The Clean Development Mechanism (CDM)

Semida Silveira

12.1. THE CHALLENGE OF MITIGATING CLIMATE CHANGE

The climate change problem results from the concentration of greenhouse gases in the atmosphere, mainly an effect of industrial development and fossil fuel utili­zation over the last two centuries. The initial milestones in addressing climate change were the signature of the Climate Convention (UNFCCC) in 1992, and the nego­tiation of the Kyoto Protocol in 1997. The overarching objective of the Climate Convention is the stabilization of greenhouse gas emissions at levels that can prevent dangerous human interference with the climate system (UNFCCC, 1992). The Kyoto Protocol defines steps in the implementation of the Climate Convention (Kyoto Protocol, 1997). Besides defining the emissions reduction target of 5 per cent compared with 1990 levels, the Kyoto Protocol sets the institutional basis for the formation of greenhouse gas markets, and creates mechanisms for the full parti­cipation of all parties to the Convention and the Protocol in the implementation of agreed objectives.

Today, many governments consider the mitigation of climate change the most difficult challenge of the next few decades. One of the underlying difficulties is the broad nature of the problem which refers not only to the globality of the natural phenomena that affects climate on earth, but also to the implications that climate change mitigation and adaptation may have on the international economy and development in general. Another difficulty is that the issue of environmental sus­tainability, climate change included, requires the scrutiny of development strategies, technologies, consumption behavior, life styles, and even the institutions that have served as the basis to build modern society. Thus the climate change problem requires global solutions, and efforts from all nations.

Measures to mitigate climate change touch the basis of economic development, as mitigation measures are likely to have impact on the way major sectors such as energy, transportation, agriculture and forestry operate and are further developed. It is difficult to calculate with precision the overall costs of mitigating climate change, although many efforts have been made in this direction. Initially, mitigation measures were perceived as very costly and extremely risky for the global economy

169 Bioenergy — Realizing the Potential

© 2005 Dr Semida Silveira Published by Elsevier Ltd. All rights reserved.

due to the number of interventions and coordination of efforts necessary. This made many corporations, governments and specialists extremely negative about the whole issue. However, after a decade of debates and initial attempts to implement mitigation measures, a consensus has evolved around the need to incorporate climate change issues into public and private development strategies.

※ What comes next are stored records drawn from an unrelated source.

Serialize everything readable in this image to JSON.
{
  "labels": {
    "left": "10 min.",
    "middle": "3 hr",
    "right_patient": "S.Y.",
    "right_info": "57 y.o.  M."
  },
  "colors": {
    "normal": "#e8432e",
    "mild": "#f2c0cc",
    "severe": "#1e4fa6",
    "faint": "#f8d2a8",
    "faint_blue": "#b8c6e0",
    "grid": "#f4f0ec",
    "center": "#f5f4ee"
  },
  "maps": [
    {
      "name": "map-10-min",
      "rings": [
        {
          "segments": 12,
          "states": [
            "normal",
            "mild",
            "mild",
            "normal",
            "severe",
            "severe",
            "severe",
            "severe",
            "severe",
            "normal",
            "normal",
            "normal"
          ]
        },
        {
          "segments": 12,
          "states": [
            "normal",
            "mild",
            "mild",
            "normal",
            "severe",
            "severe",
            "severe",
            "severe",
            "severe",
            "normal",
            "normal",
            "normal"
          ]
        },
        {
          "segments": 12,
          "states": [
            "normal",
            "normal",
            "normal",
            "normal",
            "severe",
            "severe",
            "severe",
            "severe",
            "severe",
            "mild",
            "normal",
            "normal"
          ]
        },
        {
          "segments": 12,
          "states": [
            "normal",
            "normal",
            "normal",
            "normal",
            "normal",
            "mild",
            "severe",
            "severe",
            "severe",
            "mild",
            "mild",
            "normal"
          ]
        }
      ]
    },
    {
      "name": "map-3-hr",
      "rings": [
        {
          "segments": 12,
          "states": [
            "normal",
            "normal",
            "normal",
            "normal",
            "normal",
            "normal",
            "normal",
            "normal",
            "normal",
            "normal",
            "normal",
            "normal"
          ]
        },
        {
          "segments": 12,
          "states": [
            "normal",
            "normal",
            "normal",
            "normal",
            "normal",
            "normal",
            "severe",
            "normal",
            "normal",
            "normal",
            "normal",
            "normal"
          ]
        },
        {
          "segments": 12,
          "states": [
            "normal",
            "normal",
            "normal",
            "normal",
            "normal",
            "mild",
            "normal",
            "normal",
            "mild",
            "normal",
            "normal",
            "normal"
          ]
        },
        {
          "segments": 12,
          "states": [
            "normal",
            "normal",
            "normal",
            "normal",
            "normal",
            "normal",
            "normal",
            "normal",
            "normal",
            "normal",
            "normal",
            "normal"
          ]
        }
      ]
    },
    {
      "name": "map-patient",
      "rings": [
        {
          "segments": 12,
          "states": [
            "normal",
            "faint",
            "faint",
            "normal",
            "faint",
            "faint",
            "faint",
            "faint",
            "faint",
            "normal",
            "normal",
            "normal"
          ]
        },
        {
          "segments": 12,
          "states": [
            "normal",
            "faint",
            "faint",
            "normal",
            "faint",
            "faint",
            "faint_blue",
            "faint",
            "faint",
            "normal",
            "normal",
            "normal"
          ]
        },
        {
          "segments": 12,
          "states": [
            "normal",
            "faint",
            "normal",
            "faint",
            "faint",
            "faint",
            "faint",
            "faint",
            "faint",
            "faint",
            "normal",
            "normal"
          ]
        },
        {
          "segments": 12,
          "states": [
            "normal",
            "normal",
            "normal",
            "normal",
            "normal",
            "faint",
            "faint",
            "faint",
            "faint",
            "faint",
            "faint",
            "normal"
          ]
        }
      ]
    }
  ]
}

This general consensus has served not least to engage the private sector into the climate change debate in a fruitful way. Yet, many efforts are still needed to make a quantitative change in the current scenario of greenhouse gas emissions. In a world of unequal development, a major challenge is to find a fair way of distributing the burden of measures among nations. How to shift the development path so as to achieve a scenario of emissions stabilization without constraining the development of poor nations? The projected growth of developing countries implies significant increases in greenhouse gas emissions which will have to be partly mitigated through the choice of low-emissions technology systems and partly compensated with reduced emissions in industrialized nations. How to accomplish that?

In an initial effort, the Kyoto Protocol attempts to create an institutional plat­form for cooperation among nations in measures to mitigate climate change. Three mechanisms, the so-called flexible mechanisms, are created: emissions trading (ET), joint implementation (JI), and clean development mechanism (CDM). The operation of these three mechanisms aims at reducing mitigation costs and accelerating the pace of emissions reduction. Emissions trading allows for carbon credits to be traded among companies and countries to facilitate meeting emissions reduction targets. Joint implementation provides the basis for industrialized countries and economies in transition to collaborate in achieving targets jointly. Finally, the CDM provides the opportunity for developing countries to participate in projects to reduce actual or expected greenhouse gas emissions.

The work on flexible mechanisms has engaged many academics and specialists intensively, and the literature on the subject is already vast. We make no attempts to review all the issues involved in the climate change debate, or to analyze possible outcomes of the flexible mechanisms. This chapter provides only a brief introduction to the context of the global climate change agenda and to CDM in particular. Together with Chapter 13, we hope that it will help readers appreciate the examples of CDM projects provided in Chapters 14, 15 and 16. The latter are pioneer projects developed in Brazil and Ghana which give an idea of how CDM can contribute to promote bioenergy in developing countries.